Rush Hour in Chicago



Tribune Photo By Mike Tercha

Saturday, June 14, 2008

Comeback Is Probably An Appropriate Term, Actually

Watch This Space! (but I won't bother you if you don't)

I've been posting more lately on my Myspace page, and now I worry that it's often enough to be annoying to people who see the urgent red notice "You Have New Blog Posts!" and who may click on such a high-priority type of alert just to be exposed to another random thought (actually, it's been all bikes lately), or a link to some high-fallutin' magazine article or youtube arcanity from yours truly.

I imagine the reactions generally ranging somewhere on a spectrum between anger and pity. I'm hopeful enough to fantasize otherwise, but grounded enough to know that not everyone always want to be notified every time I commit some half-formed rumination to electrons. My posted cogitations are sometimes just ways to sort out my thinking, to take the brain for a walk, to remember what it's like to put sentences together, or just to dust off the good ol' synonymy.   Sometimes I fancy that they may be of value to others, but mostly I find them to be of value to me. While my bruised and beaten ego is nournishd by the notion of an audience, at the end of the day I'm still allergic to any conscious pretense or self-promotion. In a nutshell, I'd like to write more often but don't want to put up a bright red alert everytime I do.  

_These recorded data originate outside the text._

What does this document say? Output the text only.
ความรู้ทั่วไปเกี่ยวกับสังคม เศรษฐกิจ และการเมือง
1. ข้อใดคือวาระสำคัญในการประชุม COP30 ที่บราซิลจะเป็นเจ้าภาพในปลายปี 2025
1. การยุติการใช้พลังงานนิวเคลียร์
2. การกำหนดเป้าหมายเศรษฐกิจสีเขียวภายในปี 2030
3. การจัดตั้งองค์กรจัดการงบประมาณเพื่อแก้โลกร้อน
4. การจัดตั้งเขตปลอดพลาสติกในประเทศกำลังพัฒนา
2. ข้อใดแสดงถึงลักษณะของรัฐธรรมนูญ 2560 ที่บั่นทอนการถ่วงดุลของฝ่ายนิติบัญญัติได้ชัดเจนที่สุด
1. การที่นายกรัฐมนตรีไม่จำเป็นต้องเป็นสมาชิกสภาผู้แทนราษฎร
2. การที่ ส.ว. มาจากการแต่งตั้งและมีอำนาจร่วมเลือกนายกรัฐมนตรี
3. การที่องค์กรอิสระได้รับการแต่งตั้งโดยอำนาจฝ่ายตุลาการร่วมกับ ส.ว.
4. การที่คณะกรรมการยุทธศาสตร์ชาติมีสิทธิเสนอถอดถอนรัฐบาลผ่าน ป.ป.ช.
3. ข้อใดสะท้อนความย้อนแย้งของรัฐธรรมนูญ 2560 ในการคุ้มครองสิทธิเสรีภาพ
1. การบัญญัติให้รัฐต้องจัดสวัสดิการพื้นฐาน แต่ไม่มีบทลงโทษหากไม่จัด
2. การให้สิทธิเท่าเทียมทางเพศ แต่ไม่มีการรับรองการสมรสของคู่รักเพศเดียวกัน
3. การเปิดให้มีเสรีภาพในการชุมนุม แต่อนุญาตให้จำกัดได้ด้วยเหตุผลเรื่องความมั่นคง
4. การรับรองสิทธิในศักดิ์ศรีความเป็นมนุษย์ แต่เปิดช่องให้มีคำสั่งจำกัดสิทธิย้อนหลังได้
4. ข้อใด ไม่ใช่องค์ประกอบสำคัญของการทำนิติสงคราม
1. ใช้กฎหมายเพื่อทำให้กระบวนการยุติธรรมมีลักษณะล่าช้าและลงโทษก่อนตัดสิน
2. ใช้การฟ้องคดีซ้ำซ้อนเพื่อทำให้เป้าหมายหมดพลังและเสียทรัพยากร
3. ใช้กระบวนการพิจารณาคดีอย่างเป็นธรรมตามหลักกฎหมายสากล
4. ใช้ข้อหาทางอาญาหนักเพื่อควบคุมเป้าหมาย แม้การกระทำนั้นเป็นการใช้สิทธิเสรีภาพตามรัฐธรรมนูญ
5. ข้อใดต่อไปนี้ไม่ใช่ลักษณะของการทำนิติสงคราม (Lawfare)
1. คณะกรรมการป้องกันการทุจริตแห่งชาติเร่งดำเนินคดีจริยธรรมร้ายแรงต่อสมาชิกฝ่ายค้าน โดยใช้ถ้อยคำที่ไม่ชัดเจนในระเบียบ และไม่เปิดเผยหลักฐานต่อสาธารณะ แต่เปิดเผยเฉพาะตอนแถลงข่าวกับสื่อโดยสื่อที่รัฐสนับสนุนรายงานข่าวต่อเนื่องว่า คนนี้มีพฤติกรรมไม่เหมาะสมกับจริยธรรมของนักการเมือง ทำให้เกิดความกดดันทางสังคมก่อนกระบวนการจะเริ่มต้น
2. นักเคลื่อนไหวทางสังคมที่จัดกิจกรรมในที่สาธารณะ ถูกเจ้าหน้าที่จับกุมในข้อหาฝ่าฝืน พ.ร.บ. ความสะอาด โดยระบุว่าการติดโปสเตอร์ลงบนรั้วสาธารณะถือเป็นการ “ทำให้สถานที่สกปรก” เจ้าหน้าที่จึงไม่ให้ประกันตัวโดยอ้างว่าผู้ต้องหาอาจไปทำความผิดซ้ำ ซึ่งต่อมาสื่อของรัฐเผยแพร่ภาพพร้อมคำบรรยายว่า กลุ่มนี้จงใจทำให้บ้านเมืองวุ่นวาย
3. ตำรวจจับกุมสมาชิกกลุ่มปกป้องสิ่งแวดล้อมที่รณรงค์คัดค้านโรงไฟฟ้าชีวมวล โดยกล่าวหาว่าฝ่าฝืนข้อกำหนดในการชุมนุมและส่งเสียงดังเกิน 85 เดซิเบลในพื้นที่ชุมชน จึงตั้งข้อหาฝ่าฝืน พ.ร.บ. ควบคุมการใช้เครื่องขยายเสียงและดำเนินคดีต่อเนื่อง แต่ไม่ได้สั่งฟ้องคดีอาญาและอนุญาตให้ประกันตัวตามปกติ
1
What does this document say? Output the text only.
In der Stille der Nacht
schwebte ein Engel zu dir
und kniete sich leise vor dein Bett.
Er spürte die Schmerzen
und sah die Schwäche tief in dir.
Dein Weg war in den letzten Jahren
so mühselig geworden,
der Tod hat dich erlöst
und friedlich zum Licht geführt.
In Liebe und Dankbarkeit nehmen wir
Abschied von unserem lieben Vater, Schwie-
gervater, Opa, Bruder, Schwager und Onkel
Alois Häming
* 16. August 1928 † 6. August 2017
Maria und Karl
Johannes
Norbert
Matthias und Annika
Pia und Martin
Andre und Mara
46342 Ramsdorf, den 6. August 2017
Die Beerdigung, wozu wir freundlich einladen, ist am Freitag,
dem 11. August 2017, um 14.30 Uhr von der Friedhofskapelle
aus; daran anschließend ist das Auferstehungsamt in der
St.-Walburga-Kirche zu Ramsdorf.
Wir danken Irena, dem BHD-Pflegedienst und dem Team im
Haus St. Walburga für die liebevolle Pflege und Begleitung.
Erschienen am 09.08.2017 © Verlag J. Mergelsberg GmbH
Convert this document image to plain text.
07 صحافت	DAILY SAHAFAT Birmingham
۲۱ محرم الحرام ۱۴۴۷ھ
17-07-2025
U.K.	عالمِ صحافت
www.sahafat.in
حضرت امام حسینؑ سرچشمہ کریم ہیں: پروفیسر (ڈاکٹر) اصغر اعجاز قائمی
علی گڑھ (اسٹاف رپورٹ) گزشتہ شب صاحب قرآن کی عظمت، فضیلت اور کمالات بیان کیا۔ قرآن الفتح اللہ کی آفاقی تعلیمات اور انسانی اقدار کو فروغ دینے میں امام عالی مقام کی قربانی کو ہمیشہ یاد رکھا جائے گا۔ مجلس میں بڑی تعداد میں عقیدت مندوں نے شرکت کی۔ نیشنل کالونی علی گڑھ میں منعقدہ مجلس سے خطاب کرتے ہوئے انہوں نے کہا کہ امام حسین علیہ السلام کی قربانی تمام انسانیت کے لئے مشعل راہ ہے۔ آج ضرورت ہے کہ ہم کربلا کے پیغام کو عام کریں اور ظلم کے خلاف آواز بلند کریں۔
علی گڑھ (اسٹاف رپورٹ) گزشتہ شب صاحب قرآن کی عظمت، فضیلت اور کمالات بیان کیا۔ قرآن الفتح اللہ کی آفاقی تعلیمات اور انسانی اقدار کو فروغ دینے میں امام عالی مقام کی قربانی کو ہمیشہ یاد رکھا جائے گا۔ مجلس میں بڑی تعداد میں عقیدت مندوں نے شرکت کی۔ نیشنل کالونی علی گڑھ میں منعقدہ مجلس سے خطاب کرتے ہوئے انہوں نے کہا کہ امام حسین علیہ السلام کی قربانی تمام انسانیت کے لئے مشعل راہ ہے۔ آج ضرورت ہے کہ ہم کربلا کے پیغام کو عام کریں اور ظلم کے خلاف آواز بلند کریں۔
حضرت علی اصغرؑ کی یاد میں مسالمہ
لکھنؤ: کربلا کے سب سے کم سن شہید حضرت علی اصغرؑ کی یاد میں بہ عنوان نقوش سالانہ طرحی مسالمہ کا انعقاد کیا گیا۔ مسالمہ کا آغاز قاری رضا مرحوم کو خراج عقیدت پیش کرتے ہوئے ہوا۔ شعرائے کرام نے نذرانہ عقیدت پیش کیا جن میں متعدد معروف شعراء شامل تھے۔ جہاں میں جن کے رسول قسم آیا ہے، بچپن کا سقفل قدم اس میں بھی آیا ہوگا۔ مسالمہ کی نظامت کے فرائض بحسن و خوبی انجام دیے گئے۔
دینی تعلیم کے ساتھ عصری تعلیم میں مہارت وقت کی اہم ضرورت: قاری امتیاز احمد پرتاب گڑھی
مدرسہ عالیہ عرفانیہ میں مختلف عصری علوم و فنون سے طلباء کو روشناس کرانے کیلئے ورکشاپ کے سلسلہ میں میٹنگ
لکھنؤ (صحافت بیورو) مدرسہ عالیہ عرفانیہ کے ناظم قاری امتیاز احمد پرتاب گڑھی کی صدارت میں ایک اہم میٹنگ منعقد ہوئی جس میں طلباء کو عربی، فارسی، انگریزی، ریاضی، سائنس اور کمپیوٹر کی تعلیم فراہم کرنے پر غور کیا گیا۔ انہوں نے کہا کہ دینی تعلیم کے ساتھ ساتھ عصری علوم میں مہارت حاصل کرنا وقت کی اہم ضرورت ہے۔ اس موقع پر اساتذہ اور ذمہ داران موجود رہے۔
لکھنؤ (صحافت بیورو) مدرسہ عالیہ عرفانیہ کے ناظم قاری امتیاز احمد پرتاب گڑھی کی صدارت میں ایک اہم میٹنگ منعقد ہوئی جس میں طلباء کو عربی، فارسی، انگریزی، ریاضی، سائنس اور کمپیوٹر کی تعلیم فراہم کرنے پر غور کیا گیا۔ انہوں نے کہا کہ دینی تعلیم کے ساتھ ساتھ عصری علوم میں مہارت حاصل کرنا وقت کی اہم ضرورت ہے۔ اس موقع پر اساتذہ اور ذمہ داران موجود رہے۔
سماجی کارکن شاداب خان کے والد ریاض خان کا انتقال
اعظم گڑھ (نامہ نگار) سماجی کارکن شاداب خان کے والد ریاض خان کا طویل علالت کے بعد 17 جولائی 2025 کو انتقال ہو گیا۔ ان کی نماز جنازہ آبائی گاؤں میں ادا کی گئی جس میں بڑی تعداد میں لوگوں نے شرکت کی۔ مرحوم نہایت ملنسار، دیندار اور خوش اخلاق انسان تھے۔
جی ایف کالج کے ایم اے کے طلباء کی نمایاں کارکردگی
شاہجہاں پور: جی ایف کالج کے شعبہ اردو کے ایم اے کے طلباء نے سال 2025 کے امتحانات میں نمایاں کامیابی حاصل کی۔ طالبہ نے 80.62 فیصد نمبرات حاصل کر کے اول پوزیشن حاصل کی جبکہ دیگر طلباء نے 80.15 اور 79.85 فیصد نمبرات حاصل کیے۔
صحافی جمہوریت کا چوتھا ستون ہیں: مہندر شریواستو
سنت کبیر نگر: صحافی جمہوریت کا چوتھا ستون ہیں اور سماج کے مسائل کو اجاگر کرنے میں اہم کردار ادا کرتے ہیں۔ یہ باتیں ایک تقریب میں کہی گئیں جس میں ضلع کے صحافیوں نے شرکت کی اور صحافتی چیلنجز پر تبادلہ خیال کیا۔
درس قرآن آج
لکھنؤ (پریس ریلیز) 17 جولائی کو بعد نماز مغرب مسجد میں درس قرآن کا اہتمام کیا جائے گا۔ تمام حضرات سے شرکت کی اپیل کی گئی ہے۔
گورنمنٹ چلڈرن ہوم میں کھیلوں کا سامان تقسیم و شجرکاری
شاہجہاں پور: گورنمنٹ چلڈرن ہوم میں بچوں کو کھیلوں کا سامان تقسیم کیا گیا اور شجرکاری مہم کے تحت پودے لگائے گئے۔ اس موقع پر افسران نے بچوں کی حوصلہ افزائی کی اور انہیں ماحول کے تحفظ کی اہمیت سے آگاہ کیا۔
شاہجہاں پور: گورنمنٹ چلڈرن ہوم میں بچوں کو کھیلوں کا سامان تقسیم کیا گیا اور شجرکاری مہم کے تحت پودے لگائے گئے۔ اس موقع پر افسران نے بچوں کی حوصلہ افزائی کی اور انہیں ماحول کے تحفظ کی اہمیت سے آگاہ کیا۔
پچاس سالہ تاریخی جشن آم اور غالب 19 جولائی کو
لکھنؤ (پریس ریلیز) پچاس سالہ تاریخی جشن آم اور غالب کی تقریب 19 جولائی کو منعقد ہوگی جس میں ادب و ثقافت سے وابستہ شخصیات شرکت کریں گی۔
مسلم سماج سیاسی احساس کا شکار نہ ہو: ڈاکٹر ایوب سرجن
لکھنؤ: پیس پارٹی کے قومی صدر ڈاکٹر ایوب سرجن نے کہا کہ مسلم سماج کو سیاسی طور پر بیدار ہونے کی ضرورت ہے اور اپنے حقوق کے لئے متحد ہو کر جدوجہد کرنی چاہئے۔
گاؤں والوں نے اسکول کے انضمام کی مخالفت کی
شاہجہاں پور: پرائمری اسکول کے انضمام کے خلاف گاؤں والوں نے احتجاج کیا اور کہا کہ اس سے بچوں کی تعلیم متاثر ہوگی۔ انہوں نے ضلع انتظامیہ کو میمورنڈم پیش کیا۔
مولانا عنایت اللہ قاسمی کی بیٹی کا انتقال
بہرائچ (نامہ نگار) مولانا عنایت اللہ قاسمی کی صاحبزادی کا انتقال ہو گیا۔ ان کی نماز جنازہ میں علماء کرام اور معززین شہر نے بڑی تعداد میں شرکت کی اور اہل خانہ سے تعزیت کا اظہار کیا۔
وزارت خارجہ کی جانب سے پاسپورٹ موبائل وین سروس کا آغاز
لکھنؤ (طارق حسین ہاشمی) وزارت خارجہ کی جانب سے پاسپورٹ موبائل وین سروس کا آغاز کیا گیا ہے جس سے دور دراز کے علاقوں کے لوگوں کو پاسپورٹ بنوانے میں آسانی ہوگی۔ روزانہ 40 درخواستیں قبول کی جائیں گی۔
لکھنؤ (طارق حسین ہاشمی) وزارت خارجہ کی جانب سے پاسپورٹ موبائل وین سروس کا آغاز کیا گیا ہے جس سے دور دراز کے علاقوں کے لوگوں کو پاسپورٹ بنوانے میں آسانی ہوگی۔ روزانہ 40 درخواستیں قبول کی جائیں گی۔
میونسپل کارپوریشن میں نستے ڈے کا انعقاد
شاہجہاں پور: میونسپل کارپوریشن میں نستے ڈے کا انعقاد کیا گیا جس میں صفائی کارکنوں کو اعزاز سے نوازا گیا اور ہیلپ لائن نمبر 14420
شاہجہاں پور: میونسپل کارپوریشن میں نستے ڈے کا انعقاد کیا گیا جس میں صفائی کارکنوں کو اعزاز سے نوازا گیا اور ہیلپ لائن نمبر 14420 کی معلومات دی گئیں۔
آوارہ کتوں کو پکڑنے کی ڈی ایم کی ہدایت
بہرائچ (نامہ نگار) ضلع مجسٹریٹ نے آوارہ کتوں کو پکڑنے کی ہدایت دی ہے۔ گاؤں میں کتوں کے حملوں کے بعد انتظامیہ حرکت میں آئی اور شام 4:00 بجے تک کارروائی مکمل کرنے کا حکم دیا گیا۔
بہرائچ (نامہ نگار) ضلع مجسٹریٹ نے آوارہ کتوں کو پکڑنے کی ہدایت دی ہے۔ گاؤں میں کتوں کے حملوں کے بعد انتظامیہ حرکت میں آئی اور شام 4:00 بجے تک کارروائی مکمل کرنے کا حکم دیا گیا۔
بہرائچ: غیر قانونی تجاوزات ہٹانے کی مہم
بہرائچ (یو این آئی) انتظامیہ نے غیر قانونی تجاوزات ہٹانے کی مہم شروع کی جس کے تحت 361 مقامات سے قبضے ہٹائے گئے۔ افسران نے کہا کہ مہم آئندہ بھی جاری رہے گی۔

Or course, there are also many instances in which I really have no original thoughts to share, but simply want to share something else of interest to whomever cares to pay my little blog a visit, and at times like these, alert is even less appropriate.  The little boy cries wolf when he sees a wolf, not when he wants to show someone the neat looking rock he just found (or whatever the little boy might have a desire to share at that particular moment that didn't involve a wolf), which is a very clumsy way of saying that I'm interested in speaking more often, and in softer tones.  No RED required.

So until my inspiration dries up to a trickle again, or until I find another friendly set of eyes and ears toward which to direct my insights/witticisms/pointless bits of drivel/musical and film suggestions/German velobike videos,   I will decompress by spewing my thoughts by means of ten manual digits into this less personal, colder, more permanent-come-back-to-embarrass-you-sooner-or-later electronic receptacle before me, open to you and the world and your praise, scorn or indifference.